Parks & Trees … There are sixty-two National Parks, still, almost half of the states don’t have one … A tree named Hyperion in Redwood National Forest is the tallest of the world’s three trillion trees standing 379 feet … Trees with names make me happy, and here’s another, somewhere in the White Mountains is Methuselah, the world’s oldest tree – almost 500 years old … The so-called Discovery Tree, a Sequoia, was stumbled upon in 1850 and, of course, the first idea was to chop it down. It took five men twenty-two days and its stump was used as a dance floor for weddings and cotillions.

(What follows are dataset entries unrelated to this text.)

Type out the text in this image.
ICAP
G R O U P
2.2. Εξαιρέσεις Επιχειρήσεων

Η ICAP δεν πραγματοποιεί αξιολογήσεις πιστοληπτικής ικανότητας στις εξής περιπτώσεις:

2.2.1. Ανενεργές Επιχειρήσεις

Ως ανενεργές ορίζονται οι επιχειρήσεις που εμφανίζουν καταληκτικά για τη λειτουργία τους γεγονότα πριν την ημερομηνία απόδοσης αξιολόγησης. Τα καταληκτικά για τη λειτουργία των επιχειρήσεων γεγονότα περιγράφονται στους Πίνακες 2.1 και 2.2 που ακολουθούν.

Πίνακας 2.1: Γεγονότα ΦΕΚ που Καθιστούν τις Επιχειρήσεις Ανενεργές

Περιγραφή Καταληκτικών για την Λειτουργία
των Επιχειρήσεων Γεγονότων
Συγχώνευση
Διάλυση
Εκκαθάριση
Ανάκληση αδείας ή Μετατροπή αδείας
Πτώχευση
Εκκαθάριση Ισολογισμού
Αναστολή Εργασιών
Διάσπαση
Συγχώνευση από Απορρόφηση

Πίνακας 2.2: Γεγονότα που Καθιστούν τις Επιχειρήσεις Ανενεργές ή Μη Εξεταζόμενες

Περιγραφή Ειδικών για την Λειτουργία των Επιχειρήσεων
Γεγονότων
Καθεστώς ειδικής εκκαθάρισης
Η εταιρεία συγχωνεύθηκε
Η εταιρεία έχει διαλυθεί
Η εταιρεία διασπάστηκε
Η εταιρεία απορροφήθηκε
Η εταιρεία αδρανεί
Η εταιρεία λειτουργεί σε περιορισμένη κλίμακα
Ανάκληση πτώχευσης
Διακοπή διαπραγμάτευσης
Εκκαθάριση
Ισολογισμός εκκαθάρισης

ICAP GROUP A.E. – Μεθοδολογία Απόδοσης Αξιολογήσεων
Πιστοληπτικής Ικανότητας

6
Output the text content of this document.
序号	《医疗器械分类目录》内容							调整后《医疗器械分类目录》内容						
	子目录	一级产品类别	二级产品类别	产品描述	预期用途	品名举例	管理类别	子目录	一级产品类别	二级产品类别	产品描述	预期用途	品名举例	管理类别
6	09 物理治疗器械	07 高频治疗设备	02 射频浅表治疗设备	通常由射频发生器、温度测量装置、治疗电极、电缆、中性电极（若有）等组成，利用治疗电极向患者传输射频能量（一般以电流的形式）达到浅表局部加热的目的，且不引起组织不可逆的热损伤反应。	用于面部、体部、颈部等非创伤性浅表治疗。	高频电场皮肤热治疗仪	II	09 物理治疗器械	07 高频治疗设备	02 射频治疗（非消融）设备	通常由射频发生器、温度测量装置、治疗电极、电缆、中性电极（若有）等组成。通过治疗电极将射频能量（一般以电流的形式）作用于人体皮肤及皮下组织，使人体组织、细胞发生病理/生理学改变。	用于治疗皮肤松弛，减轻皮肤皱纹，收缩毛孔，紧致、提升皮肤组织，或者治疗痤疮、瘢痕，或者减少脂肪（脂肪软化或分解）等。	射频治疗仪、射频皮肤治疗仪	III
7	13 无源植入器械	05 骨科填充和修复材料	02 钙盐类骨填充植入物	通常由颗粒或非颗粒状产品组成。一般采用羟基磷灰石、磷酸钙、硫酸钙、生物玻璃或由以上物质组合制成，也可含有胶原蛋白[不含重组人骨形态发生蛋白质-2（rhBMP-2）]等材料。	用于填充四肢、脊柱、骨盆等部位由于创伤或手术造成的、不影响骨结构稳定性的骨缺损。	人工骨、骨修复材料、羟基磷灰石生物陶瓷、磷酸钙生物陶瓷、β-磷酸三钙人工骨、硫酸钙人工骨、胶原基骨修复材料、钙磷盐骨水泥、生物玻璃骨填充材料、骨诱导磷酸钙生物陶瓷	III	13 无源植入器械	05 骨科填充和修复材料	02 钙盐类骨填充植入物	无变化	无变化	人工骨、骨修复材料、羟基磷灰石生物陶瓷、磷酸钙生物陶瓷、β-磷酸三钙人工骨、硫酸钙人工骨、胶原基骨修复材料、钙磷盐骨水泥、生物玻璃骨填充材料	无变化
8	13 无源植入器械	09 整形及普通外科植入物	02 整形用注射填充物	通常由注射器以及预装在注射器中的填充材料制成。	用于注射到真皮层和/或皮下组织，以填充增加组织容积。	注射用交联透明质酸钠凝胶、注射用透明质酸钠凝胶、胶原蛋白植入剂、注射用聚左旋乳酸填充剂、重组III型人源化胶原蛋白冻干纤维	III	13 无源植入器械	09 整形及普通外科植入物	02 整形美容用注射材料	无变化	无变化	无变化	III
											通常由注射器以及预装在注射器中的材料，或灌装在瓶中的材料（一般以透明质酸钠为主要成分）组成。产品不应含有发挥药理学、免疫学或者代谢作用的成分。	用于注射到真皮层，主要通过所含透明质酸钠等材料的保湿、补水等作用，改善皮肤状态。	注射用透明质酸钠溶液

Fightin’ Words … J. Adams Puffer, the Benjamin Spock of the early 1990s (you remember Spock, he was the famous pediatrician who wrote books on child-rearing) said, “To stay morally and mentally fit, male children should fight once a day on average and more often during their first week at a new school.”

Slow & Fast … Tom Brady ran a 5.3-second forty-yard dash at the 2000 NFL scouting combine. Between 2000 and 2018, 308 college quarterbacks were similarly timed and 305 of them ran faster than Brady … In a game versus Pitt (at Forbes Field in Pittsburgh) on October 21, 1911, Jim Thorpe returned his own punt for a touchdown. Yep, Jim got off a spiral that went super high and at least forty yards downfield. All the Pitt players were busy blocking Jim’s teammates so he sprinted right down the middle of the field untouched; he got to the ball first, stiff-armed the defenders out of the way and rambled about twenty yards for a TD (the rules at the time allowed players on either side to recover and advance a punt).

Fun With Food … Mr. Potato Head was originally (around 1949) called “Funny-Face Man.” It sold for ninety-eight cents and had thirty pieces BUT you had to provide your own potato … the packaging said, “Any fruit or vegetable makes a funny-face man.” I don’t find playing with your food funny in the least, but apparently, a lot of poor people did. It was the first toy to ever be advertised on television.

It’s Not Trivial To Me … Should you find yourself maybe carried away in the pursuit of fun facts here are some reassuring words, validating that the life-long gathering of such fun facts is a noble pursuit indeed. These points were taken from Brainiac, a swell book authored by Jeopardy! whiz Ken Jennings. “Trivia is the bait on the fishing pole of education” … “There is a difference between the flower of trivia and the weed of minutiae” … “Knowledge and intelligence are not the same thing, but they live in the same neighborhood.”